Since he was a child getting underfoot in his grandmother’s kitchen, the preparation and communal eating of the burbara pudding has been a pre-Christmas symbol of the coming of the holiday, Mr. Kattan said.
“When my local spice seller clears off one shelf for the wheat candies, it represents the beginning of the Christmas season more than those bad imported Christmas chocolates,” he said. “It is that first taste which signals the start of Christmas,” evoking memories of a cozy old Bethlehem living room, “with three or four generations getting together and a lot of chatter. There was always an [unofficial] burbara competition, and each household thought their burbara was the best.”

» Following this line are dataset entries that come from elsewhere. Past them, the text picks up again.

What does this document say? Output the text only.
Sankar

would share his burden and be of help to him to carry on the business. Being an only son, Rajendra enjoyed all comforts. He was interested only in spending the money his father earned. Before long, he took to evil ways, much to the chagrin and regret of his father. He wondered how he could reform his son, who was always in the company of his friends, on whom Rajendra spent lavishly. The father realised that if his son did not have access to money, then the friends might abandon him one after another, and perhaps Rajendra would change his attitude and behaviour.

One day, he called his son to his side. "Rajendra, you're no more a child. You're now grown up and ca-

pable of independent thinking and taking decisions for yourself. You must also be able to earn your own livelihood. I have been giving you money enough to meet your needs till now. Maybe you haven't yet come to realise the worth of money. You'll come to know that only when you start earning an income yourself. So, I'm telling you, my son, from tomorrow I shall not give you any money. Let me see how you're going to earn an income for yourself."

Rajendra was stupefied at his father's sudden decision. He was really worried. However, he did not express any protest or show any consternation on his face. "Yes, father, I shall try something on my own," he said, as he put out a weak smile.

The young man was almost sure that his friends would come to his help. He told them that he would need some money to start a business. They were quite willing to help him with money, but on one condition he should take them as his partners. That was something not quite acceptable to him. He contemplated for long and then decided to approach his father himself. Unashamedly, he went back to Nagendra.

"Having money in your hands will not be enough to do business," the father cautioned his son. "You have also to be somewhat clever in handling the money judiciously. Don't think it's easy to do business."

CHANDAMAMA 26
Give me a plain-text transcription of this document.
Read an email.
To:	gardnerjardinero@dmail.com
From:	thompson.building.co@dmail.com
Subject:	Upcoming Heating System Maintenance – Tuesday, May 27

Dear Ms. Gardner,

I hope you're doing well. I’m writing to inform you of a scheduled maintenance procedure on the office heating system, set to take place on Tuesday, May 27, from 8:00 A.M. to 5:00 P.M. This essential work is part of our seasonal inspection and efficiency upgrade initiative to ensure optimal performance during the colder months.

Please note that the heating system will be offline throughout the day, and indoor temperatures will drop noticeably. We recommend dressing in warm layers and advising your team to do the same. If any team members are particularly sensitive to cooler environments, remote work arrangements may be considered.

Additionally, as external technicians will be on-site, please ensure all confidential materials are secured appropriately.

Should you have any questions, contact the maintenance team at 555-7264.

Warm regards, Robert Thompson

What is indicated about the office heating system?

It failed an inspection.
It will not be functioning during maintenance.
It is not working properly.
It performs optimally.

Reflecting the local cuisine, his grandmother’s kitchen was one of generosity and sharing, Mr. Kattan said. His grandmother would bake “mounds and mounds” of her fruitcake to distribute among family and friends.
Many of the loaves, in true acts of charity, were sent to people they did not even know, he recalled. After his grandmother’s death, Mr. Kattan stepped in to carry on her culinary traditions within the family and adapted many of them for contemporary Palestinian dishes in his restaurant.
Though his guest house and restaurant still remain closed in Bethlehem because of the continuing Covid-19 travel restrictions and lack of tourists, Mr. Kattan has been able to travel to London as those restrictions eased and plans to open a restaurant there with his take on Palestinian food in the spring.
“I learned cooking in my grandmother’s kitchen...and also what the real meaning of community is,” he said. “She cooked Palestinian, French, Iranian…a whole celebration of kitchens. That is her legacy to me.”
Correction: Julia Dabdoub Kattan was Mr. Kattan’s maternal grandmother, not his paternal grandmother, and his family home was built in 1838, not 1738.